KINGSTON, Dec. 17 (Xinhua) -- Chikungunya, a viral disease without vaccine or cure, had been detected in the Caribbean region, the Caribbean Public Health Agency (CARPHA) reported Tuesday.
Ten confirmed and another four probable cases -- the first locally acquired cases detected in the region -- were reported last week on the Caribbean island of Saint Martin, according to the Trinidad-based agency.
There was currently no vaccine or cure for Chikungunya, which has infected millions of people in Africa and Asia since it was first detected in 1952, the agency warned.
Chikungunya, spread mainly via Aedes aegypti mosquitoes, causes high fever and severe joint pain, which persists for weeks or months, or in some cases, years. Other symptoms include muscle pain, headache, nausea, fatigue and rashes.
According to the agency, the symptoms appear between four and seven days after the bite of an infected mosquito, and most clinical signs and symptoms last three to 10 days, but joint pain may persist longer.
CARPHA Executive Director C. James Hospedales worried the disease might spread throughout the region.
"Given that the type of mosquito that transmits Chikungunya is widely distributed in the Caribbean and is also known to transmit dengue, the region is at risk for spread of the virus," he said.
He indicated the best way to protect oneself from this disease was to avoid mosquito bites and to prevent mosquitoes breeding in and around the home.

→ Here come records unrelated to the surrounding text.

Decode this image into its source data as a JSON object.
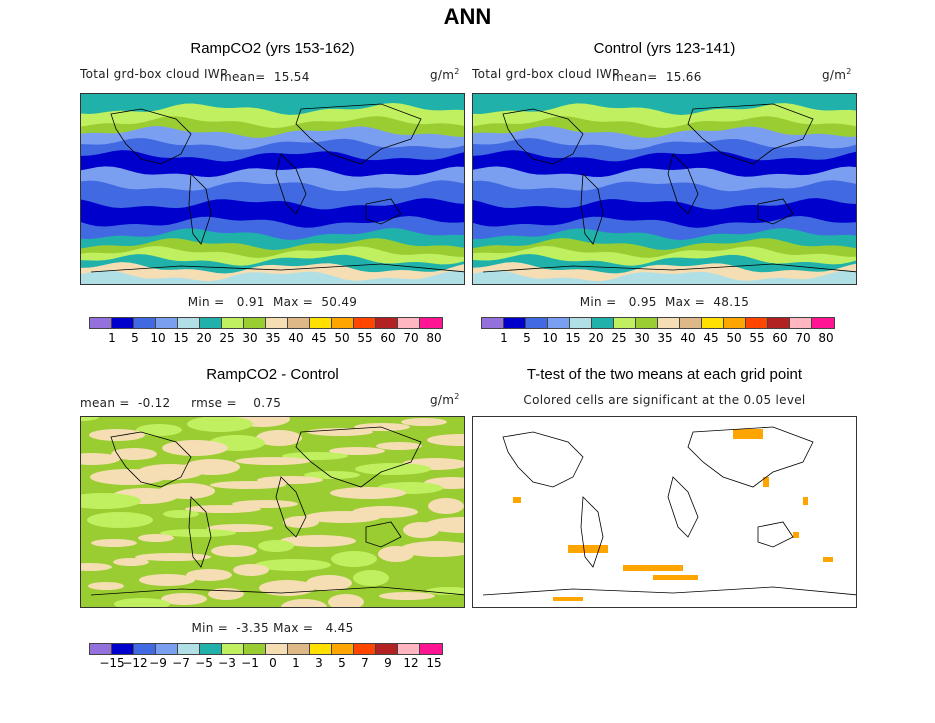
{
  "title": "ANN",
  "panels": [
    {
      "title": "RampCO2 (yrs 153-162)",
      "variable": "Total grd-box cloud IWP",
      "mean_label": "mean=",
      "mean": "15.54",
      "units": "g/m",
      "units_exp": "2",
      "min_label": "Min =",
      "min": "0.91",
      "max_label": "Max =",
      "max": "50.49"
    },
    {
      "title": "Control (yrs 123-141)",
      "variable": "Total grd-box cloud IWP",
      "mean_label": "mean=",
      "mean": "15.66",
      "units": "g/m",
      "units_exp": "2",
      "min_label": "Min =",
      "min": "0.95",
      "max_label": "Max =",
      "max": "48.15"
    },
    {
      "title": "RampCO2 - Control",
      "mean_label": "mean =",
      "mean": "-0.12",
      "rmse_label": "rmse =",
      "rmse": "0.75",
      "units": "g/m",
      "units_exp": "2",
      "min_label": "Min =",
      "min": "-3.35",
      "max_label": "Max =",
      "max": "4.45"
    },
    {
      "title": "T-test of the two means at each grid point",
      "subtitle": "Colored cells are significant at the 0.05 level"
    }
  ],
  "colorbar_colors": [
    "#9370db",
    "#0000cd",
    "#4169e1",
    "#7b9ff0",
    "#b0e0e6",
    "#20b2aa",
    "#c0f060",
    "#9acd32",
    "#f5deb3",
    "#deb887",
    "#ffe000",
    "#ffa500",
    "#ff4500",
    "#b22222",
    "#ffb6c1",
    "#ff1493"
  ],
  "colorbar_levels": [
    "1",
    "5",
    "10",
    "15",
    "20",
    "25",
    "30",
    "35",
    "40",
    "45",
    "50",
    "55",
    "60",
    "70",
    "80"
  ],
  "diff_levels": [
    "−15",
    "−12",
    "−9",
    "−7",
    "−5",
    "−3",
    "−1",
    "0",
    "1",
    "3",
    "5",
    "7",
    "9",
    "12",
    "15"
  ],
  "significance_color": "#ffa500"
}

CARPHA said it had been coordinating with the Pan American Health Organization, World Health Organization, and other stakeholders to ensure a rapid and coordinated public health response.
Chikungunya often occurs in Africa, Asia, India and Pacific islands, and in recent decades mosquito vectors of the disease have spread to Europe and the Americas.
In 2007, Chikungunya transmission was reported for the first time in Europe.